W_EHA_RSLT_GENE_EXP:

This table is loaded from gene expression results and allows for storing gene intensity measurements, as well as quality metrics such as p-value and call information. A record can be inserted into this table only if the specified probe already exists in the W_EHA_PROBE table in order to establish a foreign key relationship.

W_EHA_RSLT_TYPE:

This table is a pre-seeded table with the types of results currently supported by the model. The result types are listed in Appendix A, "Additional Result Tables". Each record in the W_EHA_RSLT% tables supports a single specific result type.

W_EHA_STUDY

This table allows each result to be linked to a study if so specified by the end user during loading. The study table is intended to be a shadow copy of a table in the clinical data model, namely Cohort Explorer Data Model study table, thus it only holds study name and description. This table should be populated by the end user before loading any results pertaining to a given study. The presence of this table allows partitioning the results into groups based on a study the results have been collected for. This partitioning scheme leads to significant performance improvements.

W_EHA_CHROMOSOME

This table holds all the chromosomes names and is pre-seeded with names for all Human chromosomes. Refer to Appendix A, "Additional Result Tables" for pre-seeded data information. A result record in W_EHA_RSLT_SEQUENCING, W_EHA_RSLT_NOCALL, W_EHA_RSLT_COPY_NBR_VAR may be linked to a particular chromosome. Similar to W_EHA_STUDY, this table is used to partition results for improved query performance.

W_EHA_RSLT_SPECIMEN

W_EHA_RSLT_SPECIMEN table is linked to all four result data tables.

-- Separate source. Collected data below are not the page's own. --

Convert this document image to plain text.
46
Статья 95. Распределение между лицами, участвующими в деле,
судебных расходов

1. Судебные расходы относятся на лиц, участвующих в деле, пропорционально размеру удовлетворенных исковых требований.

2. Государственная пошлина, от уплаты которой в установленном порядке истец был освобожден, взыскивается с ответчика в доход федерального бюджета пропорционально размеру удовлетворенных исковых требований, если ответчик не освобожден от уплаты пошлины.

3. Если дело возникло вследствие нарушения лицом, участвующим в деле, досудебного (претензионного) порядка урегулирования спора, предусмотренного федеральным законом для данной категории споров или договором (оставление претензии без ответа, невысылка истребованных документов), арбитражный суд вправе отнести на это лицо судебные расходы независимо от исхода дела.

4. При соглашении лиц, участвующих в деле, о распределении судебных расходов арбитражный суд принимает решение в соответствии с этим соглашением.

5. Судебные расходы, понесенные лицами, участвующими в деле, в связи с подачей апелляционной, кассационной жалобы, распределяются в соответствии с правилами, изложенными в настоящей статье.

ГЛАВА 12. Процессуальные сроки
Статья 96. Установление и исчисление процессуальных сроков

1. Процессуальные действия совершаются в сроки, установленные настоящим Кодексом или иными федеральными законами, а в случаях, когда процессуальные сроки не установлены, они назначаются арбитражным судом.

Every record in any of the result tables must have a foreign key that links to a particular specimen in this table. W_EHA_RSLT_SPECIMEN table in turn, links to W_EHA_DATASOURCE table which holds information about the database a given specimen comes from. This information, along with additional fields in SPECIMEN table such as SPECIMEN_NUMBER and SPECIMEN_VENDOR_NUMBER, can be sued to uniquely identify and pull more metadata about a given specimen from other source systems. This information is not stored in the ODB.

W_EHA_DATASOURCE:

This table stores information regarding specimen sources. Each genomic result must have a specimen record connected to it coming from another schema with patient results. Specimen identifier is the link between the clinical results and genomic results. This table needs to be populated by the user prior to running any result loaders. If ODB is intended to be used with Cohort Explorer data model, this table should be seeded with one specimen datasource, namely Cohort Data Model.

W_EHA_RSLT_FILE:

This table contains information about the input file you provide to populate the results. It stores information about the file storage type and the path to the file. The table is designed to store either external files (regular storage denoted by 'E' ), or SecureFiles (secure storage denoted by 'S'). Currently, only loading of regular files is supported by the loaders, although you can manually link to any type of storage including Secure Files. Specific file descriptions as to their native formats and so on is stored in the W_EHA_RSLT_FILE_TYPE table and referenced via foreign keys.

W_EHA_RSLT_FILE_TYPE:

This table is pre-seeded with file types supported by the loaders into the model. The list of valid pre-seeded values is specified in the appendix. W_EHA_RSLT_FILE has a foreign key into this table.